Concentration of PBDEs was higher than HBCD in both samples. Results differ from other studies where BDE-209 and TBBP-A were the most abundant in leachates and biosolids. This results imply that electronic wastes in Mexico might had different composition of BFRs than other countries [23,24,27]. The similar concentrations of BFRs between different sampling sites suggest that wastes are homogenous in the landfills. This could be explained because of the continuous reinjection of leachates into the landfill, a common practice in these sites to avoid leachates treatment. Meanwhile, influents samples showed low concentration of PBDEs and in the corresponding effluent samples PBDEs were not detected.

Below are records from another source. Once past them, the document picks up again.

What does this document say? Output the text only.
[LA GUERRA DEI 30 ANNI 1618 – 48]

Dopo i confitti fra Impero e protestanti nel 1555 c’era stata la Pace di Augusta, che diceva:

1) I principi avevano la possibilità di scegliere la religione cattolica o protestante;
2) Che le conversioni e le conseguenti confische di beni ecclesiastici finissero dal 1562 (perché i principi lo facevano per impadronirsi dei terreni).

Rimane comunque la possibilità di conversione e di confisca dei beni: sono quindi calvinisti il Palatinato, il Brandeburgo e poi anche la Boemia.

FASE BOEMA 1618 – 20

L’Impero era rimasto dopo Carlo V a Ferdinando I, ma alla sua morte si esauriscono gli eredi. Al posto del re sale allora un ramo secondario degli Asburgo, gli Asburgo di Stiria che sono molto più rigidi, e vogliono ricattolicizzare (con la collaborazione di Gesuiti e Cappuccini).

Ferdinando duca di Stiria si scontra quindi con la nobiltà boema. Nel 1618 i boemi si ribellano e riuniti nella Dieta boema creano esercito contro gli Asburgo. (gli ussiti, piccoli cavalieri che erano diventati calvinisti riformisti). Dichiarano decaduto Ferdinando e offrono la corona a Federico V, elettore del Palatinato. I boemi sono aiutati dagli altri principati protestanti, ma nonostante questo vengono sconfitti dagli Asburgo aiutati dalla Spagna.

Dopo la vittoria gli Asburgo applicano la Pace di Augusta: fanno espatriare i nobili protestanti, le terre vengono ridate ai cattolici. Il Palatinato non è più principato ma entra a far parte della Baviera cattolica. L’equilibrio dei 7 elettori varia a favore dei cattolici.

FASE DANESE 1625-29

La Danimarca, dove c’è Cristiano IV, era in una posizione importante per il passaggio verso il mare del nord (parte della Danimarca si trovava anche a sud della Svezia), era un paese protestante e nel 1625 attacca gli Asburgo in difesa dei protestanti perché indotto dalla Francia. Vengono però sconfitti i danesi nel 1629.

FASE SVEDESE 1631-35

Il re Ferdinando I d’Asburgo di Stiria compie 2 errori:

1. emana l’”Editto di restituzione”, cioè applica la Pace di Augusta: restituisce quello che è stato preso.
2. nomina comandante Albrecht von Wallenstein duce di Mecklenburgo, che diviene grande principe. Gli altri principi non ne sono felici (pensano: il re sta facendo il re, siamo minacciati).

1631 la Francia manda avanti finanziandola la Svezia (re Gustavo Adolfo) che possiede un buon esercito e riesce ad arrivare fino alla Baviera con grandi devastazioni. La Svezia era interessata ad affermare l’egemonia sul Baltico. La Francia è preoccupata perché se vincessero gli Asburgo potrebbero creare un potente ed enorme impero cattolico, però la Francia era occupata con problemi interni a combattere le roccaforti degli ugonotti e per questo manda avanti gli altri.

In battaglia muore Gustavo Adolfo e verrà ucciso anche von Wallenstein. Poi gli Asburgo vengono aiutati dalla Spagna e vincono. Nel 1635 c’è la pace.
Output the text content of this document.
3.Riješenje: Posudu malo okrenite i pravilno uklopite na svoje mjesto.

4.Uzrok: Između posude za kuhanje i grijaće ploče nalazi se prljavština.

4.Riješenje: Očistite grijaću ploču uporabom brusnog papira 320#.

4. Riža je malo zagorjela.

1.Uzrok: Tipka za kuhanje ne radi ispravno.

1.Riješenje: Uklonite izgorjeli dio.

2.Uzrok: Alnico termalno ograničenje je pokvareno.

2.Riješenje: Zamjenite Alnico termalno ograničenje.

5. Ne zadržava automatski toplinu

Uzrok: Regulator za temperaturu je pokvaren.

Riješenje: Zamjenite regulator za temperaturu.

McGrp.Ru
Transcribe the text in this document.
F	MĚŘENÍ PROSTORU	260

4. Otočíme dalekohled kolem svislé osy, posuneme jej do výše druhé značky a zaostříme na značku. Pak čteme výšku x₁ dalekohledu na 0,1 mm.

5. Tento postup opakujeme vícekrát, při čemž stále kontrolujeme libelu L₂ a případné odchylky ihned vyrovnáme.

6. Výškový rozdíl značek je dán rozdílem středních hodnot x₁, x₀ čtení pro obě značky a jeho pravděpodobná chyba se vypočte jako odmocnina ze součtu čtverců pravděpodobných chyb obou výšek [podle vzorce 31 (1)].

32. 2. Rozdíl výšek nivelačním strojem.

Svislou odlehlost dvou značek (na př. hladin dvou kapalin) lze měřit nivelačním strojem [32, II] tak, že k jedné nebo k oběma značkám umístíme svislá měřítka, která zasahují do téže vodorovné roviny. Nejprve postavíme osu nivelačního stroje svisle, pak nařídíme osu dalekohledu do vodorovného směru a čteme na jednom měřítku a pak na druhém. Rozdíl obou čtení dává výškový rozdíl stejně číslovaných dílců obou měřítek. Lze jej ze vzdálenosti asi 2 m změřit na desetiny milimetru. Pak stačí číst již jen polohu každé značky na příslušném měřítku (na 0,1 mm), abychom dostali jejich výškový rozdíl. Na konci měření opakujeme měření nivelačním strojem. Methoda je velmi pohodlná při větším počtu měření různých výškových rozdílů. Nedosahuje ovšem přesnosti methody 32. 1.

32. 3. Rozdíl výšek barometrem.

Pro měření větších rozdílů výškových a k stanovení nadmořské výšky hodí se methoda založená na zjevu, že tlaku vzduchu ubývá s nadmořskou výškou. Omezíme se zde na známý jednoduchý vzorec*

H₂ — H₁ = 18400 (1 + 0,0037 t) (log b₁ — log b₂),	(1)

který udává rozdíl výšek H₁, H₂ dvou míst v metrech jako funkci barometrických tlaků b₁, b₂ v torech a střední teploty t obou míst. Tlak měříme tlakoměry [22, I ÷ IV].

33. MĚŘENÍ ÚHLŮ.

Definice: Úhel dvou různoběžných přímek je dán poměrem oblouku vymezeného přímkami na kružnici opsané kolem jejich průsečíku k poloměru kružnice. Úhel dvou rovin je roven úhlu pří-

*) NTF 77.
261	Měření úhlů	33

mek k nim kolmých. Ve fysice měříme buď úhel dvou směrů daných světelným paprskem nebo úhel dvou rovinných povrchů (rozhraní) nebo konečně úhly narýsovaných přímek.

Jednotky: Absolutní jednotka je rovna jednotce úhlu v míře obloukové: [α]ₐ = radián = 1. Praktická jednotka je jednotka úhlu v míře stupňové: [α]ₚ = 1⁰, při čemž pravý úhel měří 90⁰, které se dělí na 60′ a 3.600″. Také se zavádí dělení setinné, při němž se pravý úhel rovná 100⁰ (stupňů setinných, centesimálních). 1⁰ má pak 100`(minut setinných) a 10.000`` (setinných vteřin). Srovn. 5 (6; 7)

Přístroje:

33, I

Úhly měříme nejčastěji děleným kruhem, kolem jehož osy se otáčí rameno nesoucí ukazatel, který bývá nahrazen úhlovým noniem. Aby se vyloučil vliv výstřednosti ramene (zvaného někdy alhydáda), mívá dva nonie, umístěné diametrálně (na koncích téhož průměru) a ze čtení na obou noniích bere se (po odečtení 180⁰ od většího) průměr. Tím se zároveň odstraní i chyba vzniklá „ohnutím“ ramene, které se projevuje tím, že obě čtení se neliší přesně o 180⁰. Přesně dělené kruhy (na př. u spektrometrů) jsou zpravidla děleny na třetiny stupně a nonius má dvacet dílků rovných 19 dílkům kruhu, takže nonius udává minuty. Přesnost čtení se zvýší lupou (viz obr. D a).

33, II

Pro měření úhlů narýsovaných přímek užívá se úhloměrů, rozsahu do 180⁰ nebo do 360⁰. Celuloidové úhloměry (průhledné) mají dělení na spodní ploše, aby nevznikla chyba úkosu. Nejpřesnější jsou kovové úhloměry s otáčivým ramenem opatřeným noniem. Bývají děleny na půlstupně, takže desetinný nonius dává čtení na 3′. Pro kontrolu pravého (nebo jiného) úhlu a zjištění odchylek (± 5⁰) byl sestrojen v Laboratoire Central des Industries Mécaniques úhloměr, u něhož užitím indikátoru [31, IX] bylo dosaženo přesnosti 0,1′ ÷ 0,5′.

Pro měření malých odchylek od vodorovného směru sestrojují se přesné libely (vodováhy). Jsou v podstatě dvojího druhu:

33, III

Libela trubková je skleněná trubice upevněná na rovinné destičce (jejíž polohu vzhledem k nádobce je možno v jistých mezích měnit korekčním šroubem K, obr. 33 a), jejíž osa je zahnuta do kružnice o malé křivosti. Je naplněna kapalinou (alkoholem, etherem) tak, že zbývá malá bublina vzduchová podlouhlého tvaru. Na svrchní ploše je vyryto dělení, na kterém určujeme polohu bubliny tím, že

This result could indicate that the wastewater treatment plant could remove low concentrations of PBDEs.

BFRs concentrations in this study were lower than other similar studies in other countries [22-25,27-30], however the characteristics of the landfill like the great volume of solid wastes as well as the re injection of leachates into the landfill could contribute to the release and concentration of contaminants in the landfill.


PBDEs were determined in higher concentration than γ-HBCD, while β-HBCD, TBBP-A, BDEs -28, -154 and -209 were not detected in any sample. According to characteristics of the landfill and samples properties, BFRs could proceed from end of life products and are concentrated because of leachates re-injection into waste piles. Results suggest the improvement of waste treatment or implementation of remediation procedures to eliminate BFR from the waste stream. Regulation has to be enforced in terms of management of leachate from landfills and effluent from wastewater treatment plants. There is also needed to implement regulation on the content of BFRs in products. On this regards, Basel Convention guidelines on low persistent organic pollutants content might be used.